The Irish Wolfhound is the tallest dog breed. Males are at least 32 inches tall, but most are closer to 36 inches tall, and females are at least 30 inches tall, but usually closer to 34 inches tall. They used to hunt wolves, so they needed the wolf's size to survive the hunt.

Are Irish Wolfhounds good with kids?

No, Irish wolfhounds don't bark very often. Despite their size, they don't make very good guard dogs because they are relatively quiet.

Do Irish wolfhounds bark a lot?

No, Irish wolfhounds don't bark very often. Despite their size, they don't make very good guard dogs because they are relatively quiet.

Yes, Irish wolfhounds are great for kids. They are gentle and calm, which makes them great family pets. However, you may want to consider waiting to adopt an Irish Wolfhound until your children are a little older. Due to their large size, these dogs may accidentally injure a baby or toddler.

How Long Do Irish Wolfhounds Live?

The average lifespan of an Irish Wolfhound is six to ten years. According to the Irish Wolfhound Club of Ireland, the longest-lived example of the breed is the Killykeen Kildevin. The dog lived to be 16.5 years old.

Are Irish Wolfhounds herbivores, carnivores, or omnivores?

Irish wolfhounds are omnivores, which means they eat both plants and other animals.

To which kingdom does the Irish wolfhound belong?

The Irish wolfhound belongs to the animal kingdom.

What category does the Irish Wolfhound belong to?

The Irish Wolfhound belongs to the class Mammalia.

To which phylum does the Irish Wolfhound belong?

The Irish wolfhound belongs to the phylum Chordate.

What family does the Irish Wolfhound belong to?

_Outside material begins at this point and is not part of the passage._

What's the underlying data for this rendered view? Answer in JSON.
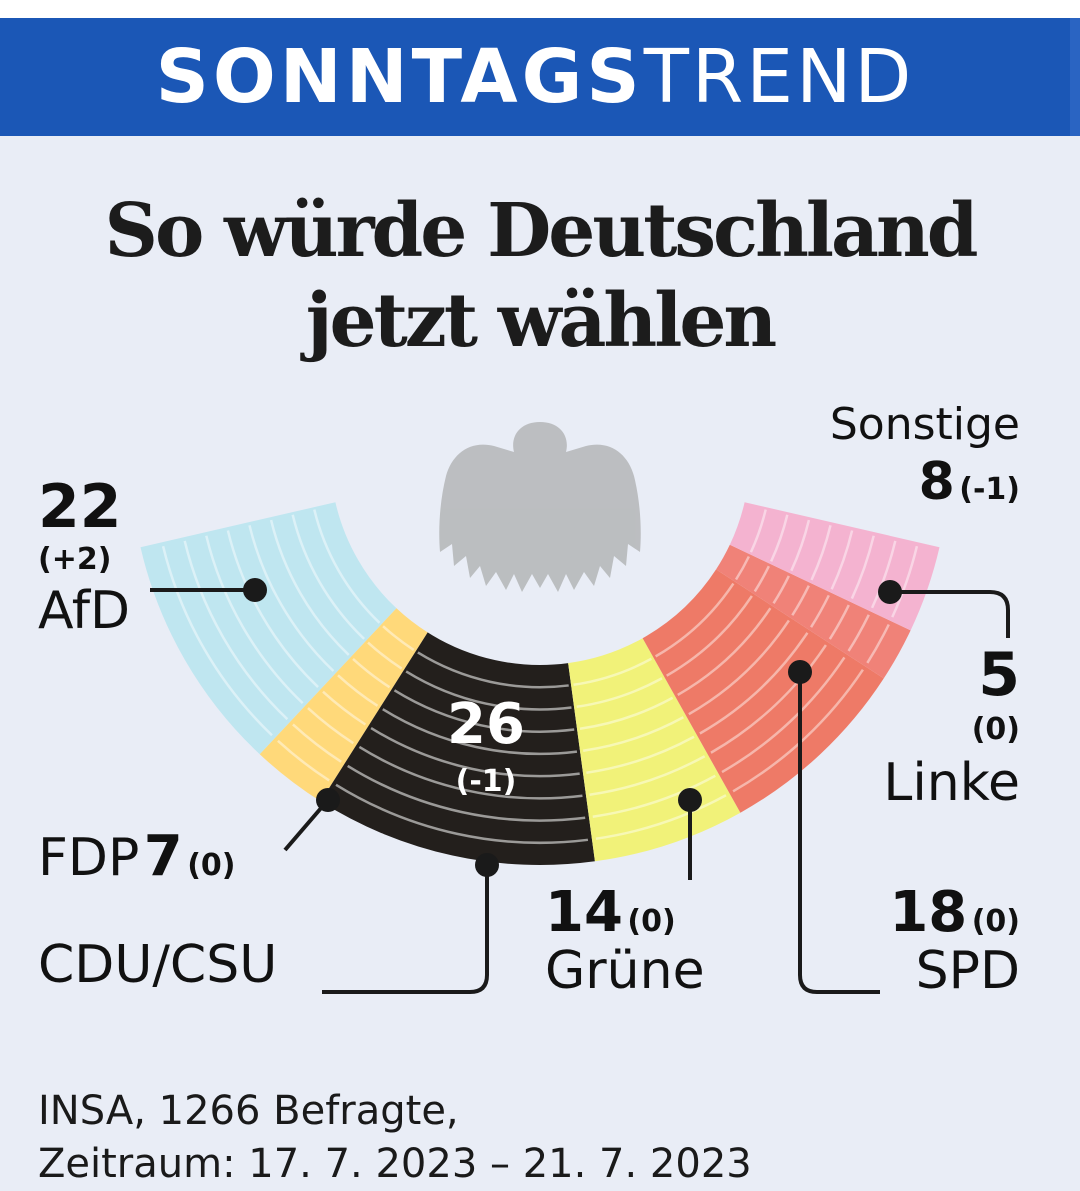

The Irish Wolfhound belongs to the canine family.

In what order do Irish wolfhounds belong?

Irish Wolfhounds belong to the order Carnivora.

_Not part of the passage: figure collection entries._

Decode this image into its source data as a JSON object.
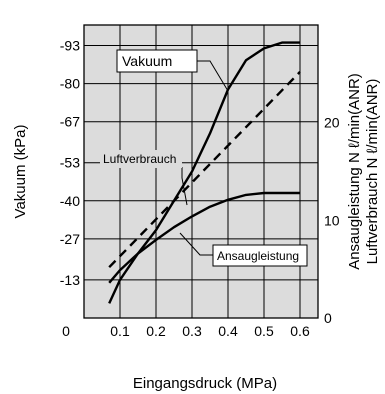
{
  "chart_data": {
    "type": "line",
    "title": "",
    "xlabel": "Eingangsdruck (MPa)",
    "ylabel_left": "Vakuum (kPa)",
    "ylabel_right_1": "Ansaugleistung N ℓ/min(ANR)",
    "ylabel_right_2": "Luftverbrauch N ℓ/min(ANR)",
    "xlim": [
      0.0,
      0.65
    ],
    "ylim_left": [
      0,
      -100
    ],
    "ylim_right": [
      0,
      30
    ],
    "grid": true,
    "x_ticks": [
      {
        "value": 0.1,
        "label": "0.1"
      },
      {
        "value": 0.2,
        "label": "0.2"
      },
      {
        "value": 0.3,
        "label": "0.3"
      },
      {
        "value": 0.4,
        "label": "0.4"
      },
      {
        "value": 0.5,
        "label": "0.5"
      },
      {
        "value": 0.6,
        "label": "0.6"
      }
    ],
    "x_zero_label": "0",
    "y_left_ticks": [
      {
        "value": -93,
        "label": "-93"
      },
      {
        "value": -80,
        "label": "-80"
      },
      {
        "value": -67,
        "label": "-67"
      },
      {
        "value": -53,
        "label": "-53"
      },
      {
        "value": -40,
        "label": "-40"
      },
      {
        "value": -27,
        "label": "-27"
      },
      {
        "value": -13,
        "label": "-13"
      }
    ],
    "y_right_ticks": [
      {
        "value": 0,
        "label": "0"
      },
      {
        "value": 10,
        "label": "10"
      },
      {
        "value": 20,
        "label": "20"
      }
    ],
    "series": [
      {
        "name": "Vakuum",
        "axis": "left",
        "style": "solid",
        "x": [
          0.07,
          0.1,
          0.15,
          0.2,
          0.25,
          0.3,
          0.35,
          0.4,
          0.45,
          0.5,
          0.55,
          0.6
        ],
        "y": [
          -5,
          -13,
          -22,
          -30,
          -40,
          -50,
          -63,
          -78,
          -88,
          -92,
          -94,
          -94
        ]
      },
      {
        "name": "Luftverbrauch",
        "axis": "right",
        "style": "dashed",
        "x": [
          0.07,
          0.6
        ],
        "y": [
          5.2,
          25.2
        ]
      },
      {
        "name": "Ansaugleistung",
        "axis": "right",
        "style": "solid",
        "x": [
          0.07,
          0.1,
          0.15,
          0.2,
          0.25,
          0.3,
          0.35,
          0.4,
          0.45,
          0.5,
          0.55,
          0.6
        ],
        "y": [
          3.6,
          4.9,
          6.6,
          8.0,
          9.3,
          10.4,
          11.4,
          12.1,
          12.6,
          12.8,
          12.8,
          12.8
        ]
      }
    ]
  },
  "colors": {
    "plot_background": "#dcdcdc",
    "grid": "#000000",
    "lines": "#000000"
  }
}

What type of mulch do Irish wolfhounds have?

The Irish Wolfhound is covered in hair.

What genus does the Irish Wolfhound belong to?

The Irish Wolfhound belongs to the genus Canis.

What are some interesting facts about the Irish Wolfhound?

The Irish Wolfhound is gentle, patient and caring!

What is the scientific name of the Irish Wolfhound?

The scientific name of the Irish Wolfhound is Canis Lupus.

What's the Difference Between an Irish Wolfhound and a Great Dane?

The main differences between the Irish Wolfhound and the Great Dane are appearance, size, health risks, and temperament. Great Danes are generally larger in size, but Irish Wolfhounds are generally taller.

While the Irish Wolfhound originated in Ireland and the Great Dane in Germany, most experts agree that the Great Dane's lineage is a cross between the English Mastiff and the Irish Wolfhound.

What is the Difference Between a Wolf and an Irish Wolfhound?

Irish wolfhounds are larger than wolves, and they were originally bred to hunt this top predator. Also, wolves have a longer average lifespan compared to Irish wolfhounds.